Privatversicherte sollen schnell und möglichst unbürokratisch am medizinischen Fortschritt teilhaben und dabei in finanzieller Hinsicht nicht übervorteilt werden. Das ist die Zielsetzung des Geschäftsbereichs Leistung im PKV-Verband. Geschäftsführer Joachim Patt erzählt, wie er und seine Mitarbeiter täglich dafür arbeiten.

Herr Patt, wie würden Sie die Aufgaben Ihres Geschäftsbereichs kurz zusammenfassen?

Insgesamt gesehen sorgen wir dafür, dass die Leistungen der PKV für die Versicherten attraktiv bleiben. Vor allem haben wir ein Auge darauf, dass das Leistungsrecht der PKV sinnvoll auf neue Fragestellungen angewendet wird und neue Leistungsangebote den Privatversicherten in geeigneter und gesicherter Weise zu angemessenen Kosten zur Verfügung gestellt werden können. Dabei verstehen wir uns natürlich auch als Dienstleister unserer Mitgliedsunternehmen, konzentrieren uns also auf komplexe, rechtliche Fragestellungen von branchenweitem Interesse.

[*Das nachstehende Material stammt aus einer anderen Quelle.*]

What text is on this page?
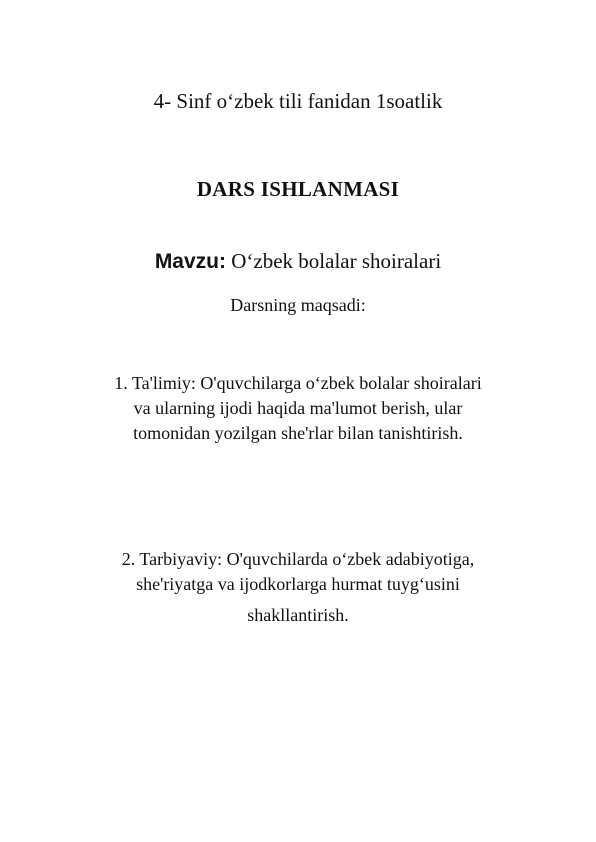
4- Sinf o‘zbek tili fanidan 1soatlik
DARS ISHLANMASI
Mavzu: O‘zbek bolalar shoiralari
Darsning maqsadi:
1. Ta'limiy: O'quvchilarga o‘zbek bolalar shoiralari
va ularning ijodi haqida ma'lumot berish, ular
tomonidan yozilgan she'rlar bilan tanishtirish.
2. Tarbiyaviy: O'quvchilarda o‘zbek adabiyotiga,
she'riyatga va ijodkorlarga hurmat tuyg‘usini
shakllantirish.
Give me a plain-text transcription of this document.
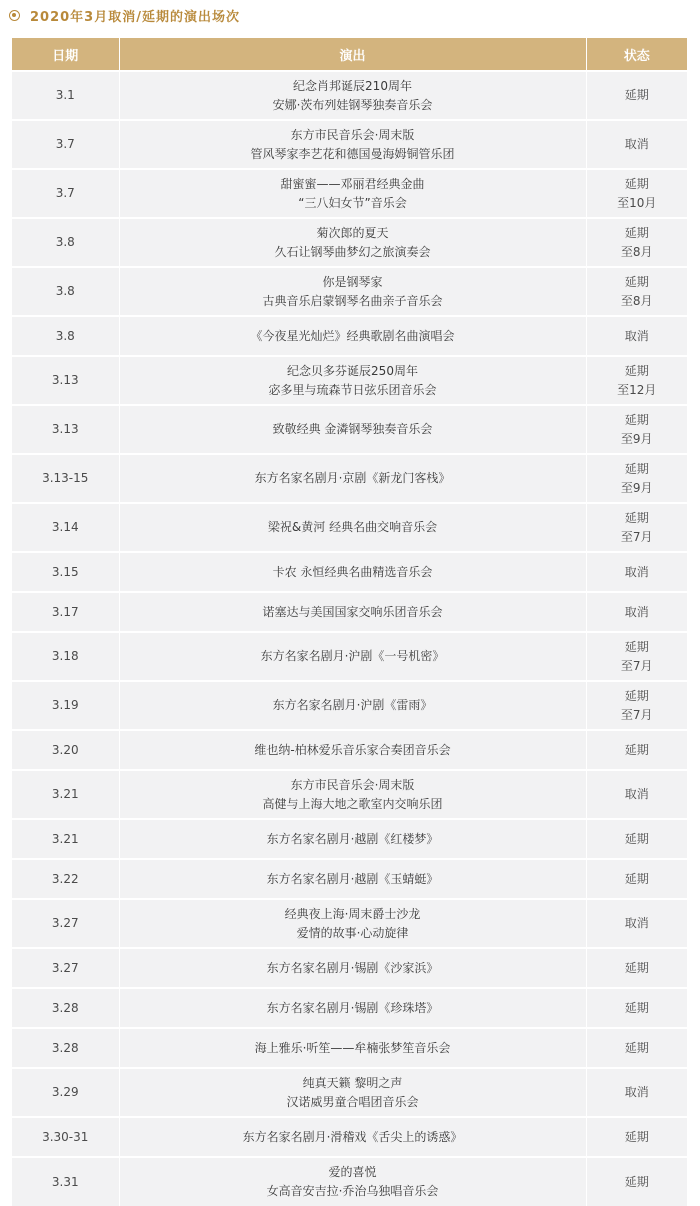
2020年3月取消/延期的演出场次
日期	演出	状态
3.1	纪念肖邦诞辰210周年
安娜·茨布列娃钢琴独奏音乐会	延期

3.7	东方市民音乐会·周末版
管风琴家李艺花和德国曼海姆铜管乐团	取消

3.7	甜蜜蜜——邓丽君经典金曲
“三八妇女节”音乐会	延期
至10月

3.8	菊次郎的夏天
久石让钢琴曲梦幻之旅演奏会	延期
至8月

3.8	你是钢琴家
古典音乐启蒙钢琴名曲亲子音乐会	延期
至8月

3.8	《今夜星光灿烂》经典歌剧名曲演唱会	取消

3.13	纪念贝多芬诞辰250周年
宓多里与琉森节日弦乐团音乐会	延期
至12月

3.13	致敬经典 金潾钢琴独奏音乐会	延期
至9月

3.13-15	东方名家名剧月·京剧《新龙门客栈》	延期
至9月

3.14	梁祝&黄河 经典名曲交响音乐会	延期
至7月

3.15	卡农 永恒经典名曲精选音乐会	取消

3.17	诺塞达与美国国家交响乐团音乐会	取消

3.18	东方名家名剧月·沪剧《一号机密》	延期
至7月

3.19	东方名家名剧月·沪剧《雷雨》	延期
至7月

3.20	维也纳-柏林爱乐音乐家合奏团音乐会	延期

3.21	东方市民音乐会·周末版
高健与上海大地之歌室内交响乐团	取消

3.21	东方名家名剧月·越剧《红楼梦》	延期

3.22	东方名家名剧月·越剧《玉蜻蜓》	延期

3.27	经典夜上海·周末爵士沙龙
爱情的故事·心动旋律	取消

3.27	东方名家名剧月·锡剧《沙家浜》	延期

3.28	东方名家名剧月·锡剧《珍珠塔》	延期

3.28	海上雅乐·听笙——牟楠张梦笙音乐会	延期

3.29	纯真天籁 黎明之声
汉诺威男童合唱团音乐会	取消

3.30-31	东方名家名剧月·滑稽戏《舌尖上的诱惑》	延期

3.31	爱的喜悦
女高音安吉拉·乔治乌独唱音乐会	延期
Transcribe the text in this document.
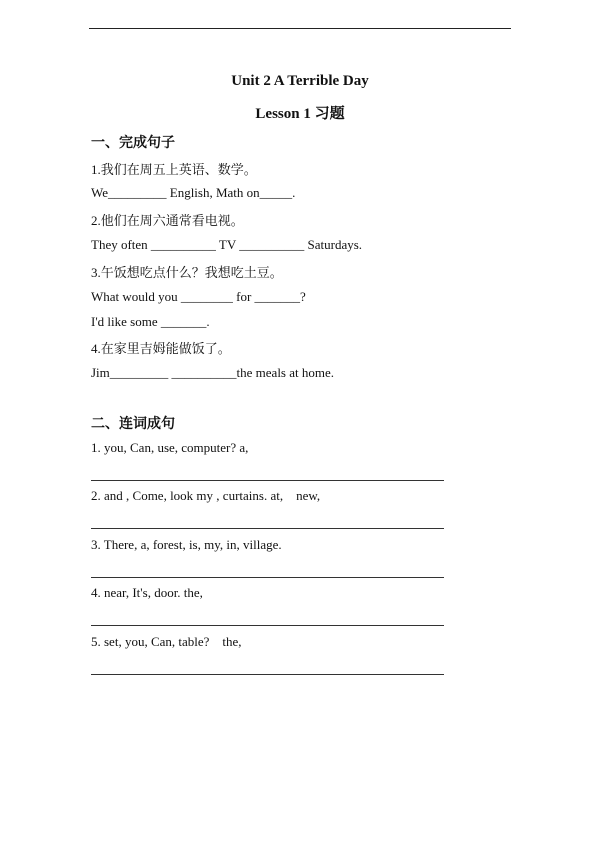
Unit 2 A Terrible Day
Lesson 1 习题
一、完成句子
1.我们在周五上英语、数学。
We_________ English, Math on_____.
2.他们在周六通常看电视。
They often __________ TV __________ Saturdays.
3.午饭想吃点什么？我想吃土豆。
What would you ________ for _______?
I'd like some _______.
4.在家里吉姆能做饭了。
Jim_________ __________the meals at home.
二、连词成句
1. you, Can, use, computer? a,
2. and , Come, look my , curtains. at,    new,
3. There, a, forest, is, my, in, village.
4. near, It's, door. the,
5. set, you, Can, table?    the,
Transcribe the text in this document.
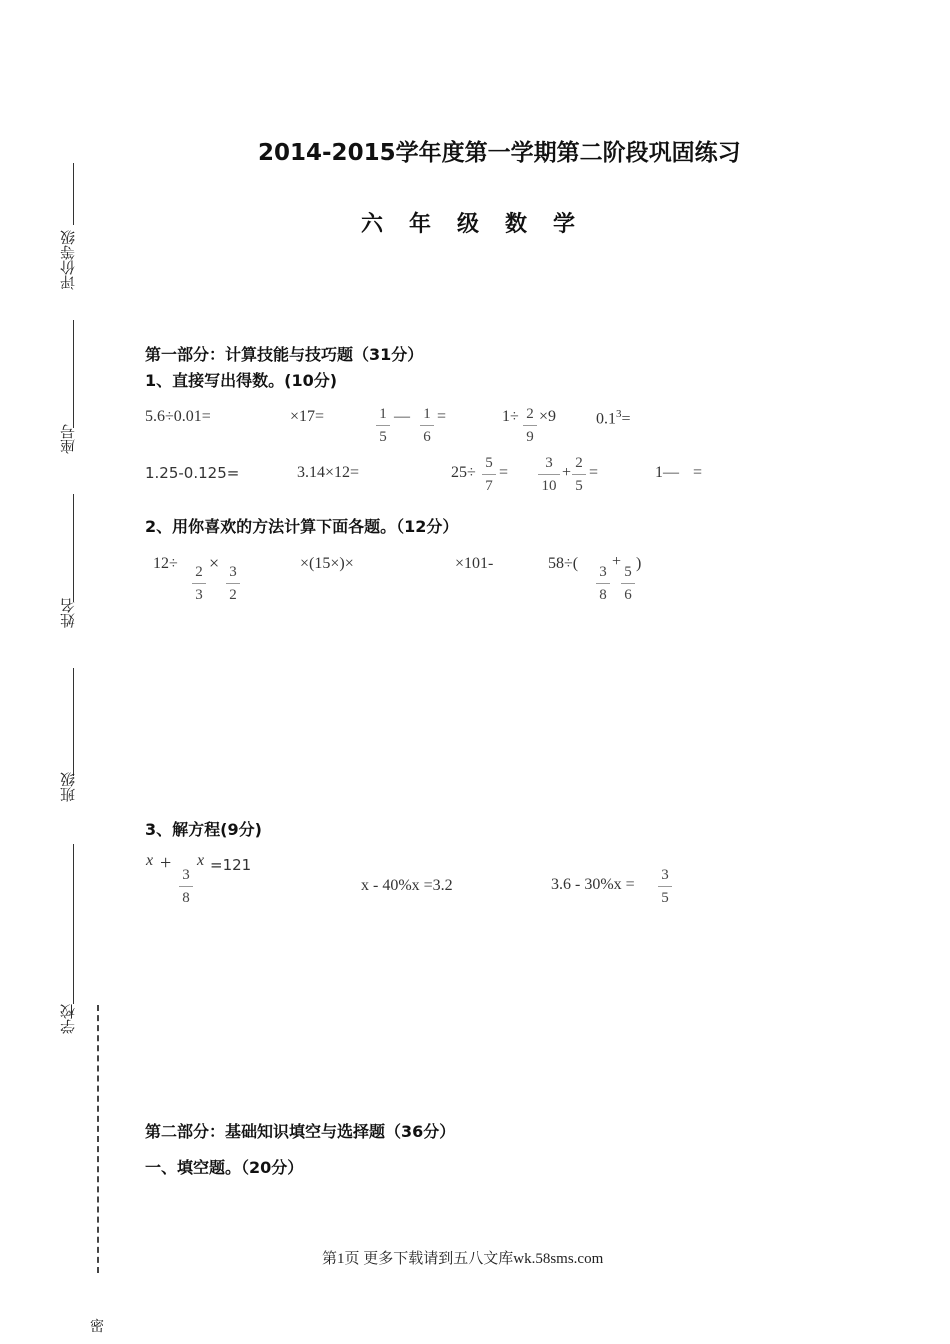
评价等级
座号
姓名
班级
学校
密
2014-2015学年度第一学期第二阶段巩固练习
六年级数学
第一部分：计算技能与技巧题（31分）
1、直接写出得数。(10分)
5.6÷0.01=	×17=	1
5
— 1
6
=	1÷ 2
9
×9 $0.1^3=$
1.25-0.125=	3.14×12=	25÷
5
7
=
3
10
+
2
5
=	1— =
2、用你喜欢的方法计算下面各题。（12分）
12÷ 2
3
× 3
2
×(15×)×	×101-	58÷( 3
8
+
5
6
)
3、解方程(9分)
x +
3
8
x =121
x - 40%x =3.2	3.6 - 30%x =
3
5
第二部分：基础知识填空与选择题（36分）
一、填空题。（20分）
第1页 更多下载请到五八文库wk.58sms.com
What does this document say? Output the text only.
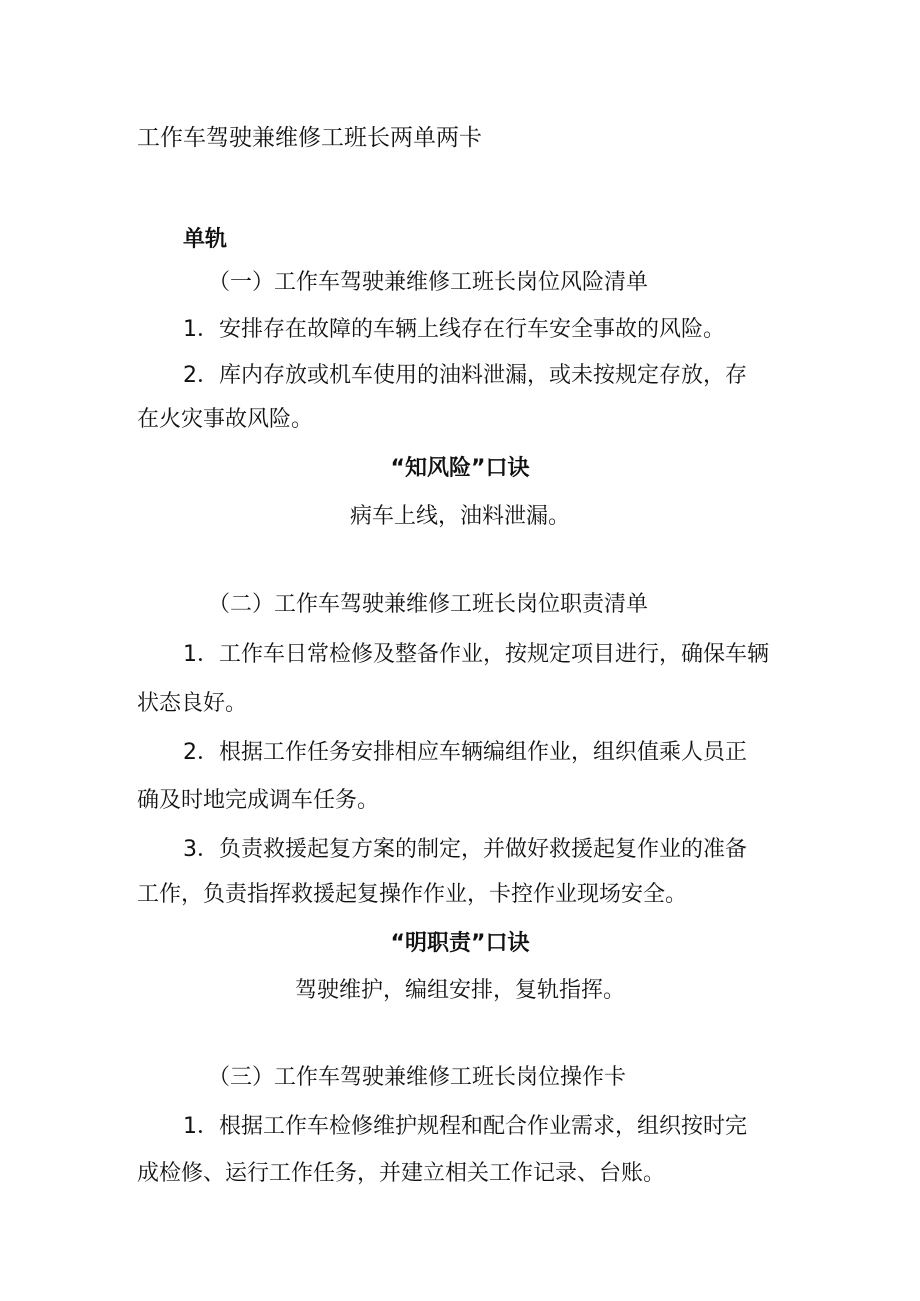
工作车驾驶兼维修工班长两单两卡
单轨
（一）工作车驾驶兼维修工班长岗位风险清单
1．安排存在故障的车辆上线存在行车安全事故的风险。
2．库内存放或机车使用的油料泄漏，或未按规定存放，存
在火灾事故风险。
“知风险”口诀
病车上线，油料泄漏。
（二）工作车驾驶兼维修工班长岗位职责清单
1．工作车日常检修及整备作业，按规定项目进行，确保车辆
状态良好。
2．根据工作任务安排相应车辆编组作业，组织值乘人员正
确及时地完成调车任务。
3．负责救援起复方案的制定，并做好救援起复作业的准备
工作，负责指挥救援起复操作作业，卡控作业现场安全。
“明职责”口诀
驾驶维护，编组安排，复轨指挥。
（三）工作车驾驶兼维修工班长岗位操作卡
1．根据工作车检修维护规程和配合作业需求，组织按时完
成检修、运行工作任务，并建立相关工作记录、台账。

Wie erreichen Sie Ihre Ziele?

Da gibt es eine Vielzahl von Instrumenten. Im Mittelpunkt steht immer die Frage nach einem objektiven Patientennutzen. Um die zu klären, treten wir regelmäßig in Kontakt mit den jeweiligen Anbietern einzelner Leistungen. Wobei wir immer auch darauf achten, dass dieser Nutzen zu angemessenen Preisen erbracht wird. Dabei gibt es im Grunde zwei Bereiche: Einen institutionalisierten Bereich in Form unserer gesetzlich verankerten Mitwirkung in der Selbstverwaltung – sei es als Vereinbarungspartner, Schiedsstellenmitglied oder einer anderen Rolle. Daneben gibt es den freien Bereich. Hier diskutieren wir auf der Grundlage des Krankenversicherungsrechts Angebote mit Leistungserbringern und gestalten nach Möglichkeit die Rahmenbedingungen im Interesse unserer Versicherten mit. Wenn nötig, formulieren wir dann im Hinblick auf einen fehlenden Patientennutzen oder überhöhte Kosten Gegenpositionen. Das kann auch so weit gehen, dass bestimmte Fragen gerichtlich geklärt werden müssen.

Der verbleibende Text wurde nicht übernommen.